Speaking of the cops... I recently had an inspiring interview with Sgt. Vickie Stansberry, the SFPD's sketch artist. (She plays a key role in the book's chapter on how we get images from our minds onto paper).
During our talk, Sgt. Stansberry gave me a demonstration of what it is like to have your mind picked clean by a forensic artist. Trippy. I got a shock seeing how much is stored in our visual brains that we don't ourselves know. And she got a great view of the front of my house. (I had no idea that I knew our front door had three panels until she showed me what I had described to her... like I said, trippy.)
The biggest insight was this: the forensic artist really has three jobs, each one more challenging than the previous. First, she has to get someone to recall a face that they might have seen for no more than a few seconds, and in many cases saw amidst pure trauma. Second, she has to get them to verbally describe that face so that she can draw it. Third, she has to create the fully realized image of a person she herself has never met before. As Sgt. Stansberry says, "The witnesses become my eyes and I become their hands."

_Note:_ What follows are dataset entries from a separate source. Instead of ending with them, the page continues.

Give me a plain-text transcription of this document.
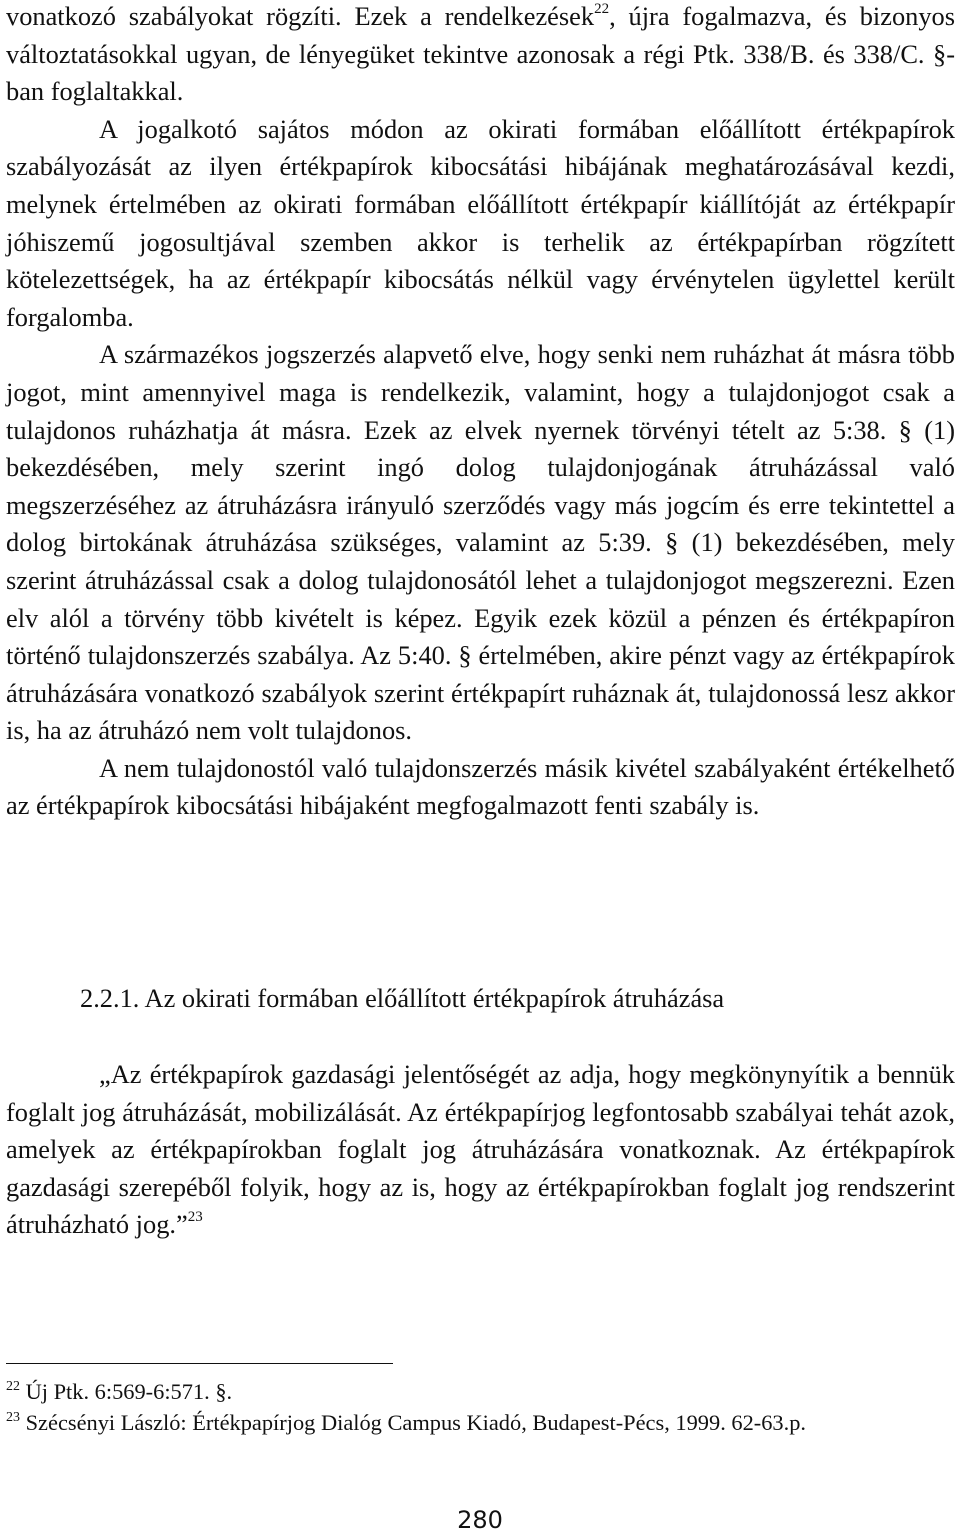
vonatkozó szabályokat rögzíti. Ezek a rendelkezések$^{22}$, újra fogalmazva, és bizonyos változtatásokkal ugyan, de lényegüket tekintve azonosak a régi Ptk. 338/B. és 338/C. §-ban foglaltakkal.

A jogalkotó sajátos módon az okirati formában előállított értékpapírok szabályozását az ilyen értékpapírok kibocsátási hibájának meghatározásával kezdi, melynek értelmében az okirati formában előállított értékpapír kiállítóját az értékpapír jóhiszemű jogosultjával szemben akkor is terhelik az értékpapírban rögzített kötelezettségek, ha az értékpapír kibocsátás nélkül vagy érvénytelen ügylettel került forgalomba.

A származékos jogszerzés alapvető elve, hogy senki nem ruházhat át másra több jogot, mint amennyivel maga is rendelkezik, valamint, hogy a tulajdonjogot csak a tulajdonos ruházhatja át másra. Ezek az elvek nyernek törvényi tételt az 5:38. § (1) bekezdésében, mely szerint ingó dolog tulajdonjogának átruházással való megszerzéséhez az átruházásra irányuló szerződés vagy más jogcím és erre tekintettel a dolog birtokának átruházása szükséges, valamint az 5:39. § (1) bekezdésében, mely szerint átruházással csak a dolog tulajdonosától lehet a tulajdonjogot megszerezni. Ezen elv alól a törvény több kivételt is képez. Egyik ezek közül a pénzen és értékpapíron történő tulajdonszerzés szabálya. Az 5:40. § értelmében, akire pénzt vagy az értékpapírok átruházására vonatkozó szabályok szerint értékpapírt ruháznak át, tulajdonossá lesz akkor is, ha az átruházó nem volt tulajdonos.

A nem tulajdonostól való tulajdonszerzés másik kivétel szabályaként értékelhető az értékpapírok kibocsátási hibájaként megfogalmazott fenti szabály is.

2.2.1. Az okirati formában előállított értékpapírok átruházása

„Az értékpapírok gazdasági jelentőségét az adja, hogy megkönynyítik a bennük foglalt jog átruházását, mobilizálását. Az értékpapírjog legfontosabb szabályai tehát azok, amelyek az értékpapírokban foglalt jog átruházására vonatkoznak. Az értékpapírok gazdasági szerepéből folyik, hogy az is, hogy az értékpapírokban foglalt jog rendszerint átruházható jog.”$^{23}$

$^{22}$ Új Ptk. 6:569-6:571. §.

$^{23}$ Szécsényi László: Értékpapírjog Dialóg Campus Kiadó, Budapest-Pécs, 1999. 62-63.p.

280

There are so many lessons here for visual thinkers that I'm still trying to get them all down, but one that really sticks with me: if you want to recall something vaguely remembered, close your eyes and imagine what happened leading up to the critical moment. Then "play the mental video camera forward frame-by-frame" until right up to the moment of truth and stop there. Your mind will bring it all back, and in greater detail than you ever knew. Whew.
Like Sgt. Stansberry says, it works for finding your keys too.